Per quanto concerne le procedure riguardanti le attività di controllo ed ispettive, disciplinate nel Capo III, si prevede che il Garante potrà avviare tali attività anche d’ufficio tramite un’istruttoria preliminare finalizzata a verificare la sussistenza di idonei elementi in ordine a possibili violazioni della disciplina rilevante in materia di protezione dei dati personali.

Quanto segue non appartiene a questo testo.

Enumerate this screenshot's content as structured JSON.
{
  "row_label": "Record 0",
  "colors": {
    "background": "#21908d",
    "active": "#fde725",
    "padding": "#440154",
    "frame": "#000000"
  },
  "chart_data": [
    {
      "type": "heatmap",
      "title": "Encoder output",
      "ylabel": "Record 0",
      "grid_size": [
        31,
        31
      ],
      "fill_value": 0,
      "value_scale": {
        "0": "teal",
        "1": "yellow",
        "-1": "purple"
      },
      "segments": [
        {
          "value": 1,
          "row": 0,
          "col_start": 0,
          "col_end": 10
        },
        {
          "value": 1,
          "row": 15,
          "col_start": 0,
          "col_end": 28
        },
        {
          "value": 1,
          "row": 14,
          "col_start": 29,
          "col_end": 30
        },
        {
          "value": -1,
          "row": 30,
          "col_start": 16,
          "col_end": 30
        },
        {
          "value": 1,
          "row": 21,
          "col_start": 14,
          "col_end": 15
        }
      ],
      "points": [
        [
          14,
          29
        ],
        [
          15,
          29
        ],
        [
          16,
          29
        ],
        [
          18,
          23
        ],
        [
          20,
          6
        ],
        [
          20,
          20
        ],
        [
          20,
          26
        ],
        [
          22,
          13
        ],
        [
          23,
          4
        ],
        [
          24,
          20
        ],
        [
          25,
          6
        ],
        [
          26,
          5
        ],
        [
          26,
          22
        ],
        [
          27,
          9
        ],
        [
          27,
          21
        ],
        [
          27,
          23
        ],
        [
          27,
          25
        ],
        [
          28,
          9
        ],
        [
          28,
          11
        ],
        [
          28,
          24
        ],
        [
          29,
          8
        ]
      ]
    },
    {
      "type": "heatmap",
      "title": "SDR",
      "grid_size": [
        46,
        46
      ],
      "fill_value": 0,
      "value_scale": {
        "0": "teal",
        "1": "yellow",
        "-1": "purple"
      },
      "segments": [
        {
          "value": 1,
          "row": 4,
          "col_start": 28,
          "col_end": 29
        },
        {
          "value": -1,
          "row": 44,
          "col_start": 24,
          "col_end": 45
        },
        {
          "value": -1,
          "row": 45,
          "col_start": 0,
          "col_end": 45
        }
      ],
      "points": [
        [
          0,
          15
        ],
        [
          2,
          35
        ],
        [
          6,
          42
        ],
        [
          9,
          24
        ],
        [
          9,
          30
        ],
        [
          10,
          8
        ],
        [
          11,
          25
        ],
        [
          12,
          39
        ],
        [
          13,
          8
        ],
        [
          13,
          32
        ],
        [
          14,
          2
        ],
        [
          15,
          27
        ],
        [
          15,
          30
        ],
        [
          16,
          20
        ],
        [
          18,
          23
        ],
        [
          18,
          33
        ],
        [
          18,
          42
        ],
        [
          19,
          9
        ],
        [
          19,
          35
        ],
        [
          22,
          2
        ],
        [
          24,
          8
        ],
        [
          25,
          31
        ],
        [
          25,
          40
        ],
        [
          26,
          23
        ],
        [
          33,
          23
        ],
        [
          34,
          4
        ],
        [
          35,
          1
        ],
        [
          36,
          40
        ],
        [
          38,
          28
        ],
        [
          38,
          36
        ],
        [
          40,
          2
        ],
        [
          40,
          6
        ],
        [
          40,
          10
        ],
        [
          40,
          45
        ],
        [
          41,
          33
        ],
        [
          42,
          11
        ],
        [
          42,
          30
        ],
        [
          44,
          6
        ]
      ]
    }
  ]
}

Nel corso dell’attività ispettiva, della quale potrà essere dato preavviso al titolare del trattamento, il Garante avrà facoltà di:

  • controllare, estrarre ed acquisire copia dei documenti, anche in formato elettronico;
  • richiedere informazioni e spiegazioni;
  • accedere alle banche dati ed agli archivi;
  • acquisire copia delle banche dati e degli archivi su supporto informatico.

Il Regolamento disciplina, inoltre, il procedimento riguardante l’adozione di regole deontologiche ai sensi dell’art. 2-quater del Codice Privacy (D.Lgs. 196/2003, così come modificato dal D.Lgs. 101/2018), la cui idoneità dovrà essere valutata preliminarmente dal Garante considerando:

  • l'appartenenza alle categorie interessate degli organismi che intendono adottare regole deontologiche in qualità di soggetti rappresentativi, nonché la sussistenza del presupposto della rappresentatività anche in relazione ai settori determinati nei quali le stesse dovrebbe operare;
  • la sussistenza di un interesse qualificato in capo ai soggetti interessati.

Infine, il V Capo si sofferma brevemente sui codici di condotta la cui approvazione segue, per quanto applicabile, il procedimento previsto per l’approvazione delle regole deontologiche, il VI Capo analizza gli altri provvedimenti adottabili dal Garante quali pareri e autorizzazioni, mentre il VII Capo è dedicato alle disposizioni finali.

A seguito dell’approvazione di tali procedure interne, non ci resterà che aspettare di valutarne le applicazioni ai casi concreti i quali, man mano, formeranno una casistica che aiuterà tutti i soggetti coinvolti ad indirizzare la propria attività.